Dr. Menorca Chaturvedi is a Senior Scientific and Digital Manager at Boehringer Ingelheim. She is currently responsible for the scientific alliance management activities for opnMe collaborates with Boehringer Ingelheim scientists across different therapeutic areas and countries, to present innovative scientific challenges via the opn2EXPERTS and Molecules for Collaboration programs. Prior to joining Boehringer Ingelheim in 2021, she worked on different research and digital projects across academic and non-profit organizations.

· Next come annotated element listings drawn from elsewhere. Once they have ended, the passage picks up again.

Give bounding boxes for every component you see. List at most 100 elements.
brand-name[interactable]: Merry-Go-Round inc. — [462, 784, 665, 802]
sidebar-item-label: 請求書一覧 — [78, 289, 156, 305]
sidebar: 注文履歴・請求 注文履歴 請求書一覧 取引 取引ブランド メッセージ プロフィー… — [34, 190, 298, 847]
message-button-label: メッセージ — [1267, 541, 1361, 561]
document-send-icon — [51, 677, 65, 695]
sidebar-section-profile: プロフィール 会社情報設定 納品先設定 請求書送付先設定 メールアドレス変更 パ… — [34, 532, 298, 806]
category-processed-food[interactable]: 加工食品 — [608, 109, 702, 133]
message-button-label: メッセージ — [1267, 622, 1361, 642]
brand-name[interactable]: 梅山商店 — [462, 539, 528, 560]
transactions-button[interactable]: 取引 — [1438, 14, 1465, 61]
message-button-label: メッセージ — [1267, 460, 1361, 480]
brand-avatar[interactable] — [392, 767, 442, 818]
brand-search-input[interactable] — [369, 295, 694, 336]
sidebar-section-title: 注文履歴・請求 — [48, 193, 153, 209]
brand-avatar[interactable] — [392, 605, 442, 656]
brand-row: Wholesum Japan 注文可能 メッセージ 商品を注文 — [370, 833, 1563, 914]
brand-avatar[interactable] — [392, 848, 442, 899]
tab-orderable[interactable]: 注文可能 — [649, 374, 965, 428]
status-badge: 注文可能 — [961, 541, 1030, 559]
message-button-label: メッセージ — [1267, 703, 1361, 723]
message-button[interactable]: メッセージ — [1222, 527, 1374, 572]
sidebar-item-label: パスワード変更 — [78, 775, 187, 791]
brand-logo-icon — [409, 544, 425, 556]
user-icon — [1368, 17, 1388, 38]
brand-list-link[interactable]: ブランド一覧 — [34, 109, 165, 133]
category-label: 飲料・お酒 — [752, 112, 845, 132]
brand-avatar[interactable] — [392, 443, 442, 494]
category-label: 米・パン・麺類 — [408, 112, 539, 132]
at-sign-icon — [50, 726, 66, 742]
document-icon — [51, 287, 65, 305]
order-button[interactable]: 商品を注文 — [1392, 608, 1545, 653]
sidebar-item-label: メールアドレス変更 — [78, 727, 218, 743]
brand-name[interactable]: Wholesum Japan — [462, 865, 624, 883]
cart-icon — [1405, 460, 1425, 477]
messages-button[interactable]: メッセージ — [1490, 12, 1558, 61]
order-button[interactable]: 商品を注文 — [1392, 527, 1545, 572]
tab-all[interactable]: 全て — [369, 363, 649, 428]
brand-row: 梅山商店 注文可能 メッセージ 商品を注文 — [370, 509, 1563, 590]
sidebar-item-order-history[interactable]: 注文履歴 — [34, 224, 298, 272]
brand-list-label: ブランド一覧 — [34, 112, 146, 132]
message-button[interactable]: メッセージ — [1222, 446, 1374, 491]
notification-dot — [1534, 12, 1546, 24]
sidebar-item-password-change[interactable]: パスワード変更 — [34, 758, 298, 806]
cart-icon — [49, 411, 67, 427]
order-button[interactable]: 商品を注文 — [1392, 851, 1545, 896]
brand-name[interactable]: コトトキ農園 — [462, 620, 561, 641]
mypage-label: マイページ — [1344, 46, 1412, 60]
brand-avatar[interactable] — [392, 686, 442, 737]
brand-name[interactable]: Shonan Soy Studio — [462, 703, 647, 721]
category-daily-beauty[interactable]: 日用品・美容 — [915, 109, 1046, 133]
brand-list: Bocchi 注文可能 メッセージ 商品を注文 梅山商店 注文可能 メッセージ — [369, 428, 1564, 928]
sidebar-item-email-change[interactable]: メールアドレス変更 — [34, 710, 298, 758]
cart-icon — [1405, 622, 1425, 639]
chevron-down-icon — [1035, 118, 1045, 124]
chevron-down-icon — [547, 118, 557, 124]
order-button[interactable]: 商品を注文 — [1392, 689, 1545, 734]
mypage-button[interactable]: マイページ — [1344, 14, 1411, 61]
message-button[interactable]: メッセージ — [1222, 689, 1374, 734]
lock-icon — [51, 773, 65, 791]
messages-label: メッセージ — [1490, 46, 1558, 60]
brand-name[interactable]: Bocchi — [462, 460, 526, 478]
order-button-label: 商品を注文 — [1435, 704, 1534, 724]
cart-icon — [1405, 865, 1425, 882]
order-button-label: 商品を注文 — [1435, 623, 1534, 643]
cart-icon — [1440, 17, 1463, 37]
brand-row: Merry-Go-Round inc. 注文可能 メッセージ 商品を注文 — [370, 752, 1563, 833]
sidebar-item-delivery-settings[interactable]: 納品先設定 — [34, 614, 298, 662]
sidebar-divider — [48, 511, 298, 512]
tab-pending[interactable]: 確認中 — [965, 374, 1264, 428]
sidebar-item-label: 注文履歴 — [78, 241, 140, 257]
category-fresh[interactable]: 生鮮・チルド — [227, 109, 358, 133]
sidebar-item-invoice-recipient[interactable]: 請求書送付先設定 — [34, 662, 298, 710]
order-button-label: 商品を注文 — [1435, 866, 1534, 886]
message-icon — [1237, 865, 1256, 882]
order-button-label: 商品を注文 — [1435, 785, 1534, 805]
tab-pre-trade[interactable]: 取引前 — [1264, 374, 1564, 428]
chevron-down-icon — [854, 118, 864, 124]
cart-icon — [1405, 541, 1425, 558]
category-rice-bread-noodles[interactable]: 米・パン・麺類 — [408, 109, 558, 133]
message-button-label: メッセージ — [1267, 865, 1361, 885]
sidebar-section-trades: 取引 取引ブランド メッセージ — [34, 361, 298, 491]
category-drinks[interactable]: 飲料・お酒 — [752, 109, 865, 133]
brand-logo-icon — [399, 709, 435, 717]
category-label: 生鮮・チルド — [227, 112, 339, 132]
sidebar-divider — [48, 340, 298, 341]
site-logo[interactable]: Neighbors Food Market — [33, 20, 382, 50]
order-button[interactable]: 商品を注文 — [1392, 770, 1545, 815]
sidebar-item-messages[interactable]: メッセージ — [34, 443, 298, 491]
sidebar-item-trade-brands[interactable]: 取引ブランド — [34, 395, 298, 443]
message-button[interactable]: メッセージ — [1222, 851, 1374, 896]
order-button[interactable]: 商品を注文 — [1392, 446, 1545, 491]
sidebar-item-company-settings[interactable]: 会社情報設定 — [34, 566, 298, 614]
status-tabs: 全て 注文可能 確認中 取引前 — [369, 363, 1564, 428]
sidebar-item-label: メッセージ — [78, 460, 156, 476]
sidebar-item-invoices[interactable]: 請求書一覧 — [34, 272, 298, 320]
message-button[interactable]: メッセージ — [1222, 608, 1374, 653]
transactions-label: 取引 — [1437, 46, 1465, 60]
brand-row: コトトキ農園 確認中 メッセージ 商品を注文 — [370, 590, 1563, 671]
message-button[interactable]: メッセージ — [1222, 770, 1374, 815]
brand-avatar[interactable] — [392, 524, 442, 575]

Dr. Markus Koester is a Director of Discovery Research Coordination Germany at Boehringer Ingelheim. He leads the global digital communication and portal activity of Boehringer Ingelheim’s open innovation platform, opnMe was launched in 2017 with a Molecules to Order initiative. It now offers 57 molecules to order and received more than 1,000 orders from 60 countries around the world. In addition, with its two collaboration programs, Boehringer Ingelheim has received more than 1,000 research proposals by now. Prior to joining the company, he worked for Merck KGaA and two biotech start-ups. Overall, he gained more than 20 years of pharma experience in roles ranging from R&D to commercial.

Dr. Achim Grube is a Director of Drug Discovery Sciences (DDS) at Boehringer Ingelheim and leads the DDS-CMC group. The core mission of the group is the physicochemical characterization, solid form finding, and preclinical formulation development and manufacturing of new chemical entities from the early research phase to start of development. He has worked at Boehringer Ingelheim for more than 10 years with experience managing analytical and product development, drug delivery, and preformulation. He has diverse experience with a broad range of delivery systems and various routes of delivery.